Column 'State' unique values: ['NC', 'AR', 'CA', 'FL', 'LA', 'TX', 'AK', 'CO', 'KS', 'MI', 'NV', 'MN', 'NH', 'AZ', 'NY', 'ID', 'MT', 'SC', 'AL', 'MA', 'UT', 'WA', 'CT', 'RI', 'MO', 'ME', 'MD', 'WI', 'GA', 'PA', 'NE', 'OH', 'NJ', 'IL', 'MS', 'TN', 'VA', 'VT', 'DE', 'IN', 'IA', 'OK', 'DC', 'HI', 'NM', 'SD', 'OR', 'KY', 'ND', 'WV', 'WY']
Column 'NAICS' unique values: [44, 72, 61, 23, 53, 54, 31, 42, 56, 71, 48, 81, 62, 33, 52, 51, 45, 32, 11, 49, 92, 21, 22, 55]
Column 'ApprovalFY' unique values: [2006, 1997, 1999, 2000, 2003, 2004, 2005, 1998, 2007, 2008, 2009, 2010, 2001, 2011, 2002, 2012, 2013, 2014, 1994, 1995, 1996]
Column 'Term' unique values: [162, 126, 83, 84, 60, 80, 26, 36, 54, 93, 27, 82, 32, 180, 55, 12, 5, 46, 52, 120, 48, 240, 65, 42, 47, 58, 66, 1, 11, 17, 78, 129, 30, 21, 39, 24, 62, 35, 13, 59, 70, 63, 208, 81, 18, 9, 85, 144, 6, 64, 43, 72, 111, 90, 75, 2, 183, 71, 28, 14, 49, 119, 29, 116, 44, 76, 113, 4, 74, 10, 191, 7, 19, 15, 45, 25, 98, 118, 166, 40, 8, 3, 34, 89, 1

In [270]:
# State - we use one-hot encoding
df = pd.get_dummies(df, columns=['State'], drop_first=True)

In [271]:
# NAICS - we use one-hot encoding
df = pd.get_dummies(df, columns=['NAICS'], prefix='NAICS', drop_first=True)

In [272]:
# ApprovalFY - we split years into ranges like 1950-1960, 1960-1970 etc.

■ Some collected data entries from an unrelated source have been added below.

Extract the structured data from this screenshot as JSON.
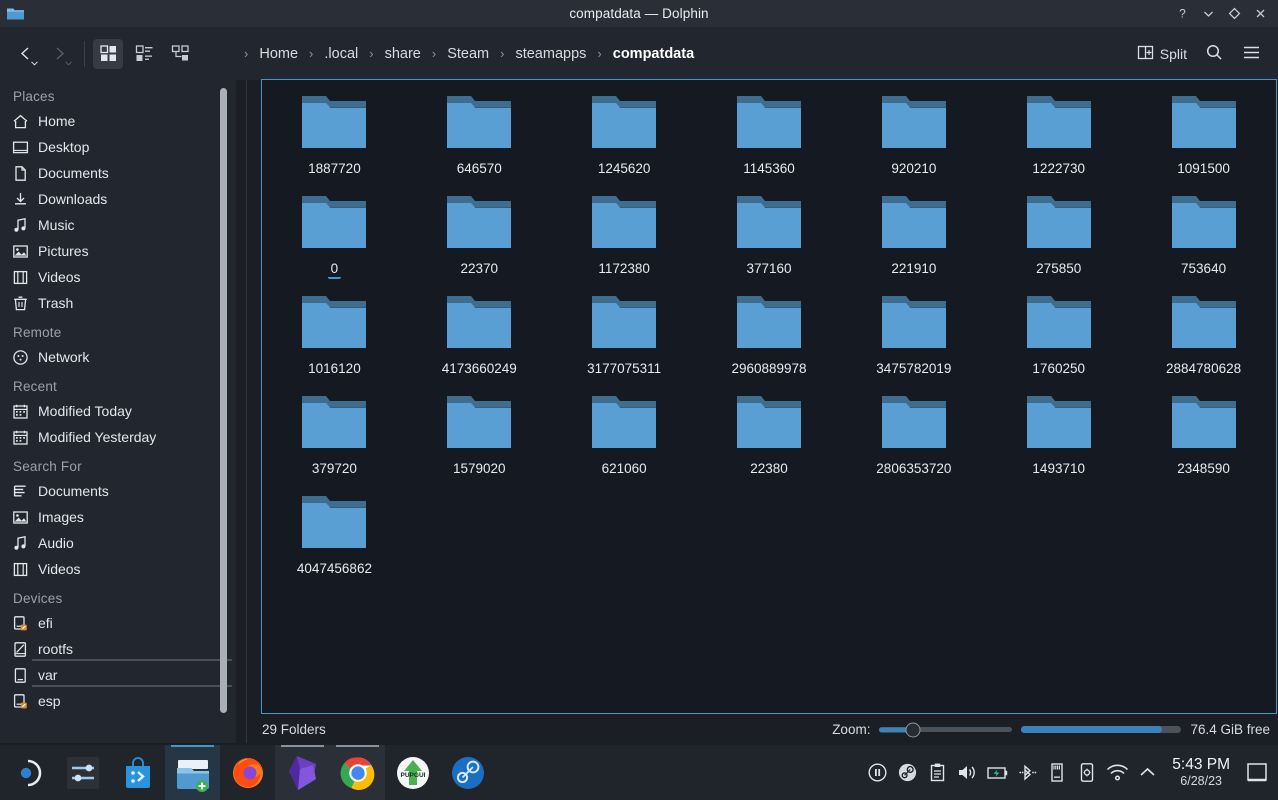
{
  "window": {
    "title": "compatdata — Dolphin",
    "icon": "folder-icon",
    "buttons": [
      {
        "name": "help-button",
        "glyph": "?"
      },
      {
        "name": "minimize-button",
        "glyph": "⌄"
      },
      {
        "name": "maximize-button",
        "glyph": "◇"
      },
      {
        "name": "close-button",
        "glyph": "✕"
      }
    ]
  },
  "toolbar": {
    "back_label": "Back",
    "forward_label": "Forward",
    "view_modes": [
      {
        "name": "view-mode-icons",
        "label": "Icons",
        "active": true
      },
      {
        "name": "view-mode-compact",
        "label": "Compact",
        "active": false
      },
      {
        "name": "view-mode-details",
        "label": "Details",
        "active": false
      }
    ],
    "split_label": "Split",
    "search_label": "Search",
    "menu_label": "Menu"
  },
  "breadcrumb": {
    "items": [
      "Home",
      ".local",
      "share",
      "Steam",
      "steamapps",
      "compatdata"
    ],
    "current": "compatdata",
    "separator": "›"
  },
  "sidebar": {
    "groups": [
      {
        "title": "Places",
        "items": [
          {
            "label": "Home",
            "icon": "home-icon"
          },
          {
            "label": "Desktop",
            "icon": "desktop-icon"
          },
          {
            "label": "Documents",
            "icon": "document-icon"
          },
          {
            "label": "Downloads",
            "icon": "download-icon"
          },
          {
            "label": "Music",
            "icon": "music-icon"
          },
          {
            "label": "Pictures",
            "icon": "image-icon"
          },
          {
            "label": "Videos",
            "icon": "video-icon"
          },
          {
            "label": "Trash",
            "icon": "trash-icon"
          }
        ]
      },
      {
        "title": "Remote",
        "items": [
          {
            "label": "Network",
            "icon": "network-icon"
          }
        ]
      },
      {
        "title": "Recent",
        "items": [
          {
            "label": "Modified Today",
            "icon": "calendar-icon"
          },
          {
            "label": "Modified Yesterday",
            "icon": "calendar-icon"
          }
        ]
      },
      {
        "title": "Search For",
        "items": [
          {
            "label": "Documents",
            "icon": "document-search-icon"
          },
          {
            "label": "Images",
            "icon": "image-icon"
          },
          {
            "label": "Audio",
            "icon": "music-icon"
          },
          {
            "label": "Videos",
            "icon": "video-icon"
          }
        ]
      },
      {
        "title": "Devices",
        "items": [
          {
            "label": "efi",
            "icon": "drive-removable-icon",
            "capacity": null
          },
          {
            "label": "rootfs",
            "icon": "drive-harddisk-icon",
            "capacity": 100
          },
          {
            "label": "var",
            "icon": "drive-icon",
            "capacity": 100
          },
          {
            "label": "esp",
            "icon": "drive-removable-icon",
            "capacity": null
          }
        ]
      }
    ]
  },
  "content": {
    "folders": [
      "1887720",
      "646570",
      "1245620",
      "1145360",
      "920210",
      "1222730",
      "1091500",
      "0",
      "22370",
      "1172380",
      "377160",
      "221910",
      "275850",
      "753640",
      "1016120",
      "4173660249",
      "3177075311",
      "2960889978",
      "3475782019",
      "1760250",
      "2884780628",
      "379720",
      "1579020",
      "621060",
      "22380",
      "2806353720",
      "1493710",
      "2348590",
      "4047456862"
    ],
    "focused_index": 7,
    "columns": 7
  },
  "statusbar": {
    "count_text": "29 Folders",
    "zoom_label": "Zoom:",
    "zoom_percent": 25,
    "space_text": "76.4 GiB free",
    "space_percent": 88
  },
  "taskbar": {
    "tasks": [
      {
        "name": "task-application-launcher",
        "label": "Application Launcher",
        "state": "idle"
      },
      {
        "name": "task-system-settings",
        "label": "System Settings",
        "state": "idle"
      },
      {
        "name": "task-discover",
        "label": "Discover",
        "state": "idle"
      },
      {
        "name": "task-dolphin",
        "label": "Dolphin",
        "state": "active"
      },
      {
        "name": "task-firefox",
        "label": "Firefox",
        "state": "idle"
      },
      {
        "name": "task-obsidian",
        "label": "Obsidian",
        "state": "running"
      },
      {
        "name": "task-chrome",
        "label": "Google Chrome",
        "state": "running"
      },
      {
        "name": "task-protonup",
        "label": "ProtonUp-Qt",
        "state": "idle"
      },
      {
        "name": "task-steam",
        "label": "Steam",
        "state": "idle"
      }
    ],
    "tray": [
      {
        "name": "media-player-icon",
        "label": "Media Player"
      },
      {
        "name": "steam-tray-icon",
        "label": "Steam"
      },
      {
        "name": "clipboard-icon",
        "label": "Clipboard"
      },
      {
        "name": "volume-icon",
        "label": "Volume"
      },
      {
        "name": "battery-icon",
        "label": "Battery"
      },
      {
        "name": "bluetooth-icon",
        "label": "Bluetooth"
      },
      {
        "name": "usb-device-icon",
        "label": "Disks & Devices"
      },
      {
        "name": "kdeconnect-icon",
        "label": "KDE Connect"
      },
      {
        "name": "wifi-icon",
        "label": "Networks"
      },
      {
        "name": "show-hidden-icons-icon",
        "label": "Show hidden icons"
      }
    ],
    "clock": {
      "time": "5:43 PM",
      "date": "6/28/23"
    },
    "show_desktop_label": "Show Desktop"
  },
  "colors": {
    "accent": "#3d9ac9",
    "folder_body": "#5a9fd4",
    "folder_tab": "#3d6e8f",
    "window_bg": "#22262e",
    "view_bg": "#151921"
  }
}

This turns the year into an ordinal feature.

bins = [1980, 1990, 2000, 2010, 2020, 2030]
labels = ['1980s', '1990s', '2000s', '2010s', '2020s']
df['ApprovalFY_bin'] = pd.cut(df['ApprovalFY'], bins=bins, labels=labels, right=False)
print(df[['ApprovalFY', 'ApprovalFY_bin']].head())
print("-----------------------------------")

# Now we use one-hot encoding
df = pd.get_dummies(df, columns=['ApprovalFY_bin'], prefix='AFY', dummy_na=False)
print([c for c in df.columns if c.startswith('AFY_')])

# Discard ApprovalFY
df = df.drop(columns=['ApprovalFY'])

    ApprovalFY ApprovalFY_bin
12        2006          2000s
24        2006          2000s
28        2006          2000s
30        2006          2000s
32        2006          2000s
-----------------------------------
['AFY_1980s', 'AFY_1990s', 'AFY_2000s', 'AFY_2010s', 'AFY_2020s']


`Term` and `NoEmp` - we leave as numeric.

In [273]:
# NewExist - binary categorical: map to 0/1
# We create a new column 'NewBusiness', value 1 means the business is new.
df['NewBusiness'] = df['NewExist'].map({1: 0, 2: 1})

df = df.drop(columns=['NewExist'])

`CreateJob` and `RetainedJob` - we leave as numeric.

In [274]:
# FranchiseCode - we will lose franchise codes and replace this by mapping them by if they are a franchise or not.
df['IsFranchise'] = (df['FranchiseCode'] > 1).astype(int)
df = df.drop(columns=['FranchiseCode'])

In [275]:
# UrbanRural - map to two binary features
df['Urban'] = (df['UrbanRural'] == 1).astype(int)
df['Rural'] = (df['UrbanRural'] == 2).astype(int)
df = df.drop(columns=['UrbanRural'])

In [276]:
# RevLineCr - binary categorical: map to 0/1
df['RevLineCr'] = df['RevLineCr'].map({'N': 0, 'Y': 1})

In [277]:
# LowDoc - binary categorical: map to 0/1
df['LowDoc'] = df['LowDoc'].map({'N': 0, 'Y': 1})

`GrAppv` - this is our target, no encoding.

<span style="color: lightgreen; font-weight: bold;"> 5. Saving the prepared data </span>

Now the data is prepared and ready for modelling.

In [278]:
print(f"Instances: {len(df)}\nFeatures: {len(df.columns)}")

Instances: 349641
Features: 89


After preparing, the number of instances and features has changed noticeably.

Let's save the prepared data to a new `.csv` file.

In [279]:
df.to_csv("2-Prepared_data.csv", index=False)

⚠️ Scaling has not been applied in this preparation, it will be done seperately in the linear regression model.